Era una bella balada. Le dije que sacaría un par de cervezas del refrigerador para celebrarlo, pero debo consignar que también la Bucanero me serviría para burlar la súbita presencia de Grethel entre las paredes de mi cabeza.
Le pregunté si le había dedicado la canción a una mujer real. A boca de jarro también le pregunté si yo sabía quién era esa mujer.
«Digamos que sí, pero no la hice pensando precisamente en ella» —dijo.
Mencionó el nombre. Yo la conocía. Esa chica era una amiga de Javier el Ruso. Ariel se había enamorado de ella, fue un romance que apenas duró. Dos semanas y un par de días tal vez. La chica tenía un viaje entre manos. Toronto. Un boleto de ida. Un novio canadiense. Y la promesa de un bello y eterno amor. La separación lo afectó, estuvo un par de meses sintiéndose como la mierda, pero Ariel pudo recuperarse. Pasado un buen tiempo, quizá seis meses, me invitaba a escuchar la balada.
«Escribí la canción el 7 de agosto» —dijo.
El Ruso cumplía años el 9 de agosto. La fiesta por el cumpleaños de Javier el Ruso comenzaba el día siete y terminaba el nueve. Era una larga e intensa marcha en la que exorcizaba el episodio de la muerte de su madre tras el parto y celebraba también haber nacido ese día. «Una vida por otra» —decía Javier— «Una jodida ironía del destino. Se lo advirtieron los obstetras y ella se jugó esa carta. ¿Crees que exagero con tantos días de parranda? Supongo que no puedo hacer menos.»
Varios eventos al parecer inconexos: mis compras en el mercado, una balada recién compuesta, mi encuentro con Ariel, una mujer que dejaría atrás su vida en Alta— habana para residir en un barrio de Toronto, el cumpleaños del Ruso, la muerte de su madre.
Era una balada en donde se advertía acerca del destino, los caminos truncos y lo terrible de sentirse indefenso, sin asideros.

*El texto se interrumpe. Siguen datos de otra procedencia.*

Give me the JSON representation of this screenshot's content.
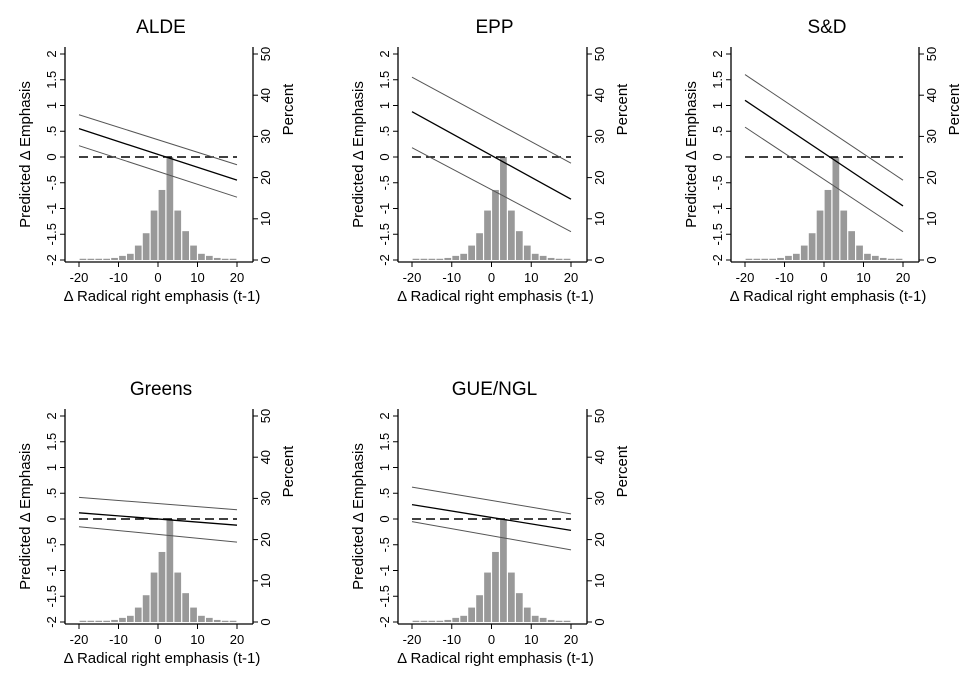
{
  "chart_data": [
    {
      "type": "line",
      "title": "ALDE",
      "xlabel": "Δ Radical right emphasis (t-1)",
      "ylabel": "Predicted Δ Emphasis",
      "y2label": "Percent",
      "xlim": [
        -20,
        20
      ],
      "ylim": [
        -2,
        2
      ],
      "y2lim": [
        0,
        50
      ],
      "xticks": [
        "-20",
        "-10",
        "0",
        "10",
        "20"
      ],
      "yticks": [
        "-2",
        "-1.5",
        "-1",
        "-.5",
        "0",
        ".5",
        "1",
        "1.5",
        "2"
      ],
      "y2ticks": [
        "0",
        "10",
        "20",
        "30",
        "40",
        "50"
      ],
      "reference_line": {
        "y": 0,
        "style": "dashed"
      },
      "series": [
        {
          "x": [
            -20,
            20
          ],
          "y": [
            0.55,
            -0.45
          ]
        },
        {
          "x": [
            -20,
            20
          ],
          "y": [
            0.82,
            -0.15
          ]
        },
        {
          "x": [
            -20,
            20
          ],
          "y": [
            0.22,
            -0.78
          ]
        }
      ],
      "histogram": {
        "bins": [
          -20,
          -18,
          -16,
          -14,
          -12,
          -10,
          -8,
          -6,
          -4,
          -2,
          0,
          2,
          4,
          6,
          8,
          10,
          12,
          14,
          16,
          18
        ],
        "percent": [
          0.3,
          0.3,
          0.3,
          0.3,
          0.5,
          1.0,
          1.5,
          3.5,
          6.5,
          12,
          17,
          25,
          12,
          7,
          3.5,
          1.5,
          1.0,
          0.5,
          0.3,
          0.3
        ]
      }
    },
    {
      "type": "line",
      "title": "EPP",
      "xlabel": "Δ Radical right emphasis (t-1)",
      "ylabel": "Predicted Δ Emphasis",
      "y2label": "Percent",
      "xlim": [
        -20,
        20
      ],
      "ylim": [
        -2,
        2
      ],
      "y2lim": [
        0,
        50
      ],
      "xticks": [
        "-20",
        "-10",
        "0",
        "10",
        "20"
      ],
      "yticks": [
        "-2",
        "-1.5",
        "-1",
        "-.5",
        "0",
        ".5",
        "1",
        "1.5",
        "2"
      ],
      "y2ticks": [
        "0",
        "10",
        "20",
        "30",
        "40",
        "50"
      ],
      "reference_line": {
        "y": 0,
        "style": "dashed"
      },
      "series": [
        {
          "x": [
            -20,
            20
          ],
          "y": [
            0.88,
            -0.82
          ]
        },
        {
          "x": [
            -20,
            20
          ],
          "y": [
            1.55,
            -0.12
          ]
        },
        {
          "x": [
            -20,
            20
          ],
          "y": [
            0.18,
            -1.45
          ]
        }
      ],
      "histogram": {
        "bins": [
          -20,
          -18,
          -16,
          -14,
          -12,
          -10,
          -8,
          -6,
          -4,
          -2,
          0,
          2,
          4,
          6,
          8,
          10,
          12,
          14,
          16,
          18
        ],
        "percent": [
          0.3,
          0.3,
          0.3,
          0.3,
          0.5,
          1.0,
          1.5,
          3.5,
          6.5,
          12,
          17,
          25,
          12,
          7,
          3.5,
          1.5,
          1.0,
          0.5,
          0.3,
          0.3
        ]
      }
    },
    {
      "type": "line",
      "title": "S&D",
      "xlabel": "Δ Radical right emphasis (t-1)",
      "ylabel": "Predicted Δ Emphasis",
      "y2label": "Percent",
      "xlim": [
        -20,
        20
      ],
      "ylim": [
        -2,
        2
      ],
      "y2lim": [
        0,
        50
      ],
      "xticks": [
        "-20",
        "-10",
        "0",
        "10",
        "20"
      ],
      "yticks": [
        "-2",
        "-1.5",
        "-1",
        "-.5",
        "0",
        ".5",
        "1",
        "1.5",
        "2"
      ],
      "y2ticks": [
        "0",
        "10",
        "20",
        "30",
        "40",
        "50"
      ],
      "reference_line": {
        "y": 0,
        "style": "dashed"
      },
      "series": [
        {
          "x": [
            -20,
            20
          ],
          "y": [
            1.1,
            -0.95
          ]
        },
        {
          "x": [
            -20,
            20
          ],
          "y": [
            1.6,
            -0.45
          ]
        },
        {
          "x": [
            -20,
            20
          ],
          "y": [
            0.58,
            -1.45
          ]
        }
      ],
      "histogram": {
        "bins": [
          -20,
          -18,
          -16,
          -14,
          -12,
          -10,
          -8,
          -6,
          -4,
          -2,
          0,
          2,
          4,
          6,
          8,
          10,
          12,
          14,
          16,
          18
        ],
        "percent": [
          0.3,
          0.3,
          0.3,
          0.3,
          0.5,
          1.0,
          1.5,
          3.5,
          6.5,
          12,
          17,
          25,
          12,
          7,
          3.5,
          1.5,
          1.0,
          0.5,
          0.3,
          0.3
        ]
      }
    },
    {
      "type": "line",
      "title": "Greens",
      "xlabel": "Δ Radical right emphasis (t-1)",
      "ylabel": "Predicted Δ Emphasis",
      "y2label": "Percent",
      "xlim": [
        -20,
        20
      ],
      "ylim": [
        -2,
        2
      ],
      "y2lim": [
        0,
        50
      ],
      "xticks": [
        "-20",
        "-10",
        "0",
        "10",
        "20"
      ],
      "yticks": [
        "-2",
        "-1.5",
        "-1",
        "-.5",
        "0",
        ".5",
        "1",
        "1.5",
        "2"
      ],
      "y2ticks": [
        "0",
        "10",
        "20",
        "30",
        "40",
        "50"
      ],
      "reference_line": {
        "y": 0,
        "style": "dashed"
      },
      "series": [
        {
          "x": [
            -20,
            20
          ],
          "y": [
            0.12,
            -0.12
          ]
        },
        {
          "x": [
            -20,
            20
          ],
          "y": [
            0.42,
            0.18
          ]
        },
        {
          "x": [
            -20,
            20
          ],
          "y": [
            -0.15,
            -0.45
          ]
        }
      ],
      "histogram": {
        "bins": [
          -20,
          -18,
          -16,
          -14,
          -12,
          -10,
          -8,
          -6,
          -4,
          -2,
          0,
          2,
          4,
          6,
          8,
          10,
          12,
          14,
          16,
          18
        ],
        "percent": [
          0.3,
          0.3,
          0.3,
          0.3,
          0.5,
          1.0,
          1.5,
          3.5,
          6.5,
          12,
          17,
          25,
          12,
          7,
          3.5,
          1.5,
          1.0,
          0.5,
          0.3,
          0.3
        ]
      }
    },
    {
      "type": "line",
      "title": "GUE/NGL",
      "xlabel": "Δ Radical right emphasis (t-1)",
      "ylabel": "Predicted Δ Emphasis",
      "y2label": "Percent",
      "xlim": [
        -20,
        20
      ],
      "ylim": [
        -2,
        2
      ],
      "y2lim": [
        0,
        50
      ],
      "xticks": [
        "-20",
        "-10",
        "0",
        "10",
        "20"
      ],
      "yticks": [
        "-2",
        "-1.5",
        "-1",
        "-.5",
        "0",
        ".5",
        "1",
        "1.5",
        "2"
      ],
      "y2ticks": [
        "0",
        "10",
        "20",
        "30",
        "40",
        "50"
      ],
      "reference_line": {
        "y": 0,
        "style": "dashed"
      },
      "series": [
        {
          "x": [
            -20,
            20
          ],
          "y": [
            0.28,
            -0.22
          ]
        },
        {
          "x": [
            -20,
            20
          ],
          "y": [
            0.62,
            0.1
          ]
        },
        {
          "x": [
            -20,
            20
          ],
          "y": [
            -0.05,
            -0.6
          ]
        }
      ],
      "histogram": {
        "bins": [
          -20,
          -18,
          -16,
          -14,
          -12,
          -10,
          -8,
          -6,
          -4,
          -2,
          0,
          2,
          4,
          6,
          8,
          10,
          12,
          14,
          16,
          18
        ],
        "percent": [
          0.3,
          0.3,
          0.3,
          0.3,
          0.5,
          1.0,
          1.5,
          3.5,
          6.5,
          12,
          17,
          25,
          12,
          7,
          3.5,
          1.5,
          1.0,
          0.5,
          0.3,
          0.3
        ]
      }
    }
  ],
  "colors": {
    "point_estimate": "#000000",
    "confidence_band": "#555555",
    "histogram_bar": "#999999",
    "axis": "#000000",
    "reference_line": "#000000"
  }
}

¿Ariel entonces componía para hacer visibles las conexiones, los gestos, los lugares, la disposición de los cuerpos? ¿Ariel componía para leer desplazado el sentido de su vida?
Ayer hubiera sido el último día de la larga marcha con el que celebrábamos el cumpleaños del Ruso y exorcizábamos el recuerdo de la muerte de su madre. Pero el Ruso se ahogó en el Estrecho de La Florida, Ariel ahora vive en Leipzig, la casa de Javier estuvo cerrada durante un año y medio —tenía un sello en la puerta, un sello de la Reforma Urbana— y ahora vive allí un matrimonio —una pareja de militares, la mujer espera un bebé—, en el barrio dicen que el padre del Ruso vive en Minnesota...
¿Para qué seguir enumerando detalles, gestos, lugares, la disposición actual de los cuerpos?
No estoy seguro de haber logrado una verdadera figura uniendo con un supuesto trazo todo lo que llega a mi memoria cada vez que tarareo la balada.
¿La escritura es una cifra de la vida? ¿Es cierto que condensa la experiencia y la hace posible?
La muerte.
Llevar un diario.
Los días junto a Grethel.
La escritura de una canción.
Dos arco iris en una misma tarde de agosto en Altahabana.
Las notas de una bella balada.
Pero hay mucho más.
Muchísimo más.
¿Sólo son recuerdos? ¿Pero qué es un recuerdo? ¿Un recuerdo no será también una cifra de la vida?